There is a way to run DeepTMHMM completely locally using the ‘docker’ image. But in my experience, access to these is often restricted on academic institution computing clusters. But if you have set up your own VM and have complete access I reccommend reading the instructions on local running (https://dtu.biolib.com/DeepTMHMM), as this will probably speed the process up.

1 Installing biolib

Firstly, create a conda environment.

conda create -n deeptmhmm python=3.10 -y
conda activate deeptmhmm

Install biolib.

pip install biolib

Ensure this is in the correct location.

which biolib

This should return something like: user/miniconda3/envs/deeptmhmm/bin/biolib. If it instead points somewhere not in the conda environment then there is another version installed on your system. However we can be safe in any case by pointing explicitly to the version in your correctly set up conda environment.

2 Running DeepTMHMM from the terminal

Then just run the process in the cloud using your fasta file.

$CONDA_PREFIX/bin/biolib run DTU/DeepTMHMM --fasta example.fasta

For me, 100 proteins in the test run took anywhere from 2 - 5 minutes. But you are relying on a server so this could vary greatly and the sequences have to be uploaded so a slow internet connection will increase the time.

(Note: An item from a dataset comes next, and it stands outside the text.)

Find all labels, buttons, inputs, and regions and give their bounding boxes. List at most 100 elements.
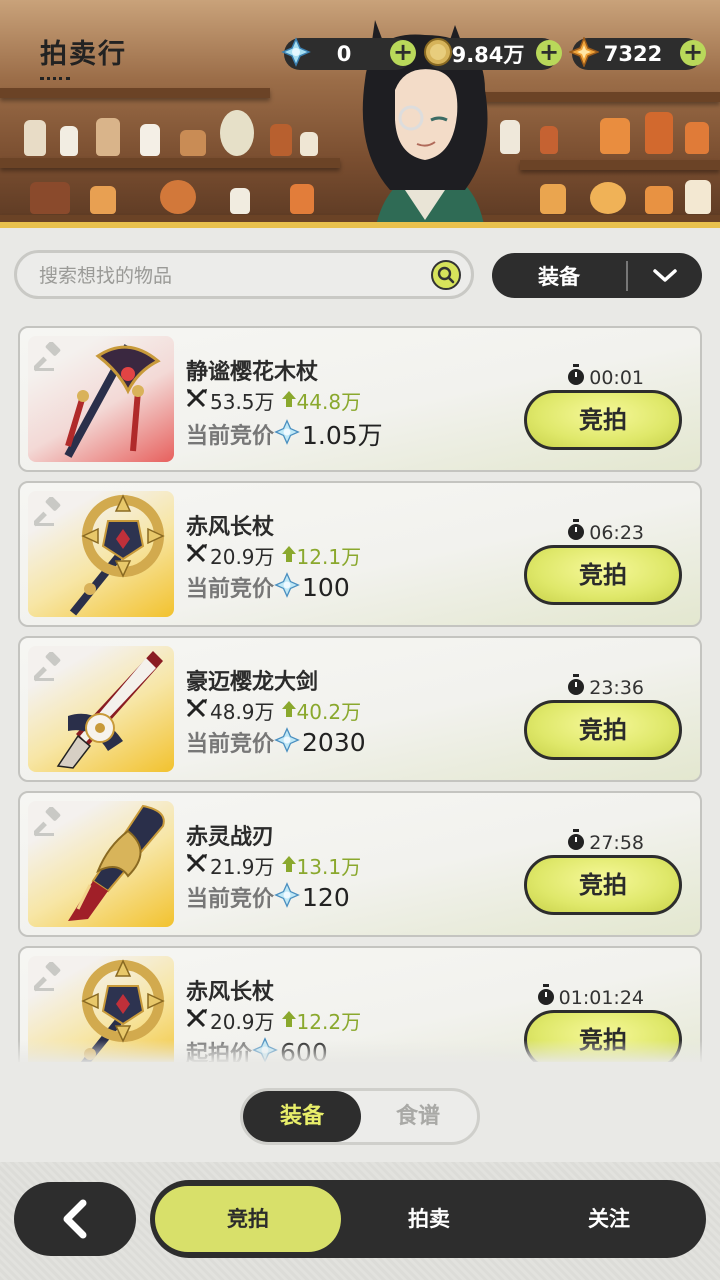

3 Parsing the output into something meaningful

The output is not easily comprehensible and so I have a python script which parses the results from the outputted ‘predicted_topologies.3line’ file so that each sequence becomes a single row with the following columns:

  • Sequence ID - from fasta header
  • Length - sequence length (bp)
  • Num_TM_helices - based on the number times a string of Ms appear in the topology indicating a TM region
  • TM_helices(start-end) - the start and end positions of each string of Ms
  • Prediction - the DeepTMHMM prediction of whether there is a SP (secreted), whether the protein is TM (transmembrane), or GLOB (globular)
  • Topology - For each amino acid residue there is a letter code signifying where that residue is. S = signal peptide region, I = inside (cytoplasmic side), O = outside (extracellular or lumen side), M = membrane (inside a TM helix), B = beta-barrel TM segment, X = unknown/ambiguous

Open a python file.

nano deeptmhmm_parse.py

Copy the following code into the file.

import csv
import re
import sys

input_file = sys.argv[1]  # e.g., 'biolib_results/predicted_topologies.3line'
output_file = sys.argv[2]  # e.g., 'deeptmhmm_summary.txt'

def find_tm_helices(topology):
    """Find TM helices as stretches of 'M'"""
    helices = []
    for match in re.finditer(r"M+", topology):
        start = match.start() + 1
        end = match.end()
        helices.append((start, end))
    return helices

with open(input_file) as f, open(output_file, "w", newline="") as out:
    writer = csv.writer(out)
    writer.writerow([
        "Sequence_ID",
        "Length",
        "Num_TM_helices",
        "TM_helices(start-end)",
        "Prediction",
        "Topology"
    ])

    lines = f.readlines()
    for i in range(0, len(lines), 3):
        # The first line contains ID and prediction label separated by ' | '
        header = lines[i].strip()
        if " | " in header:
            seq_id, prediction = header[1:].split(" | ")
        else:
            seq_id = header[1:]
            prediction = ""
        seq = lines[i+1].strip()
        topology = lines[i+2].strip()

        tm_coords = find_tm_helices(topology)
        tm_count = len(tm_coords)
        tm_str = ";".join([f"{s}-{e}" for s, e in tm_coords])

        writer.writerow([
            seq_id,
            len(seq),
            tm_count,
            tm_str,
            prediction,
            topology
        ])

print(f"Saved summary to {output_file}")

Press Ctrl+O and hit enter to save. Then press Ctrl+X to exit.

Make the file executable.

chmod +x deeptmhmm_parse.py

Then run the parsing script.

python deeptmhmm_parse.py biolib_results/predicted_topologies.3line deeptmhmm_summary.txt

You now have the results of your DeepTMHMM predicton of transmembrane regions.

References

Hallgren, Jeppe, Konstantinos D. Tsirigos, Mads Damgaard Pedersen, José Juan Almagro Armenteros, Paolo Marcatili, Henrik Nielsen, Anders Krogh, and Ole Winther. 2022. DeepTMHMM Predicts Alpha and Beta Transmembrane Proteins Using Deep Neural Networks.” bioRxiv. doi:10.1101/2022.04.08.487609.